MEHMET ÇETİNGÜLEÇ
Gelişmekte olan diğer ülkeler, halklarının refah seviyesini artırırken Türkiye’nin halkı mevcut gelir seviyesinin bile altına düşüyor. Geçen yıl kişi başına milli gelir düştü ve her birey 1134 dolar yoksullaştı. Bu tabloyu değiştirmek için yine bir illüzyona ihtiyaç var. Gerçekte olmayan bir zenginliğin kağıt üzerinde yaratılması gerekiyor.
AK Parti 14 yıldır tek başına iktidarda. “Siyasi istikrarsızlık” ya da “koalisyon” gibi sığınacak bahaneleri yok. Yabancılar pazar büyüklüğünü dikkate alarak Türkiye’ye sermaye yağdırıyor. AK Parti iktidarları döneminde giren yabancı sermaye miktarı 165 milyar dolara ulaştı. Tek parti dönemi dahil hiçbir iktidar bu kadar büyük fırsat yakalamamış, hiç birinin eline bu kadar büyük dış kaynak geçmemişti.
Peki ne oldu?
Ülke kalkındı, işsizlik, yoksulluk azaldı mı?

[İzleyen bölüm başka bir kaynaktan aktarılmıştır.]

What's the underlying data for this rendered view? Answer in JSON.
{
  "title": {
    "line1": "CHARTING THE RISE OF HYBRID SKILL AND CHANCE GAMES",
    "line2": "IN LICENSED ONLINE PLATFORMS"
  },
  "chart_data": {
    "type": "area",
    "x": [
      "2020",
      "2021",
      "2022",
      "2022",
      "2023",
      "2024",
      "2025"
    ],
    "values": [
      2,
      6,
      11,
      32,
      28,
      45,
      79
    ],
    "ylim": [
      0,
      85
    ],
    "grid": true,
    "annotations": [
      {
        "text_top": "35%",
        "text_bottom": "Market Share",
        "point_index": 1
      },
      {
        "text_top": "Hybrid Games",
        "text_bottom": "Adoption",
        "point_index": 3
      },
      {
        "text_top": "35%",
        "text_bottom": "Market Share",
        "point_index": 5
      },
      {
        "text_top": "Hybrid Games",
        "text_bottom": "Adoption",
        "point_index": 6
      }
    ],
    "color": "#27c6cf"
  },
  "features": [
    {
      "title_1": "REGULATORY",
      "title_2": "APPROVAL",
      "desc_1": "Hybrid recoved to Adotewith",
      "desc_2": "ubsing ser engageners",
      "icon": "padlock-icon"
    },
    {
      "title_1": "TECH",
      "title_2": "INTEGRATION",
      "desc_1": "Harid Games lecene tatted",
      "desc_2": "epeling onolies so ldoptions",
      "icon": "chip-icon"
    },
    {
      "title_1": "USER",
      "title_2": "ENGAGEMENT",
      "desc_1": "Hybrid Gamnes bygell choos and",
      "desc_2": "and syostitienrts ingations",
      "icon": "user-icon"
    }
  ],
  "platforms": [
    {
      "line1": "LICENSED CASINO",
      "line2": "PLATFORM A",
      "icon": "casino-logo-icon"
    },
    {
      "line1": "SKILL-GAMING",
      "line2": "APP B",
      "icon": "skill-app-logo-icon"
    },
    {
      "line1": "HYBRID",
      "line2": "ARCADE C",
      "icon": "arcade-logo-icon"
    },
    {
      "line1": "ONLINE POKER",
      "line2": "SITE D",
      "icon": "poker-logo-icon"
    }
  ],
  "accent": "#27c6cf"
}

Tam tersine. Büyüme ortalaması yüzde 5’e bile ulaşamadı. Vatandaş kendi ayakları üzerinde durmakta zorlanıyor. Hesaplama yöntemi değişikliğiyle halkı zengin göstermenin tadını alan hükümet, krizi kağıt üzerinde aşmak istiyor. Başkanını değiştiren Türkiye İstatistik Kurumu, yakında halka, “Siz aslında bugünkü rakamlardan 3 bin dolar daha zenginsiniz.” diyerek kişi başına milli geliri 9 bin 261 dolardan 12 bin doların üzerine çıkarırsa şaşırmayın.
Oysa Türkiye’de ayni ve nakdi yardımlarla ayakta kalan vatandaş sayısının 13 milyondan 17 milyona ulaştığı bildiriliyor.
İcraya düşenlerin sayısı 24 milyon. Beğenmedikleri DSP-MHP-ANAP Koalisyonunda bu sayı 8 milyon civarındaydı. 14 yılda 16 milyon vatandaşı daha icralık ettiler.
Yargıya güven yüzde 30’a düştü.
İnsani gelişmişlik endeksi sıralamasında Türkiye 69’dan 72’ye geriledi.
Eğitim sistemi AK Parti’nin iktidarda bulunduğu 14 yılda 13 kez değiştirilmiş.
Bunlar iktidarı ilgilendirmiyor.
Çünkü yoksulları ve eğitimsizleri idare etmek daha kolay.
Hazırlıyorsunuz kolileri, milyonlarca kişiye dağıtıyorsunuz. Yardımlardan dolayı “partiye” minnettar olmalarını sağlıyorsunuz. Bir anlamda borçlandırıyor ve borcu oyla tahsil ediyorsunuz. Sizin iktidarınız devam ediyor, vatandaşın da yoksulluğu…
Kim ister böylesine iyi işleyen bir mekanizmanın bozulmasını. Yardım zincirine katılanların sayısı ne kadar artarsa o kadar iyi. Sayının artması hükümeti kaygılandırmıyor. Daha çok paket hazırlanıyor, daha fazla insana ulaşılıyor…
Hiç kimse çıkıp hesabını sormuyor. “Sizin göreviniz beni yardıma bağımlı kılmak değil, sefaleti ortadan kaldırmak, bana iş vermek.” demiyor, diyemiyor.
Ama burası Türkiye. Mucizeler ülkesi! Ekonomistlerin aklını alacak gelişmeler yaşanıyor. Halk yoksullaşırken, kişi başına milli gelir artıyor!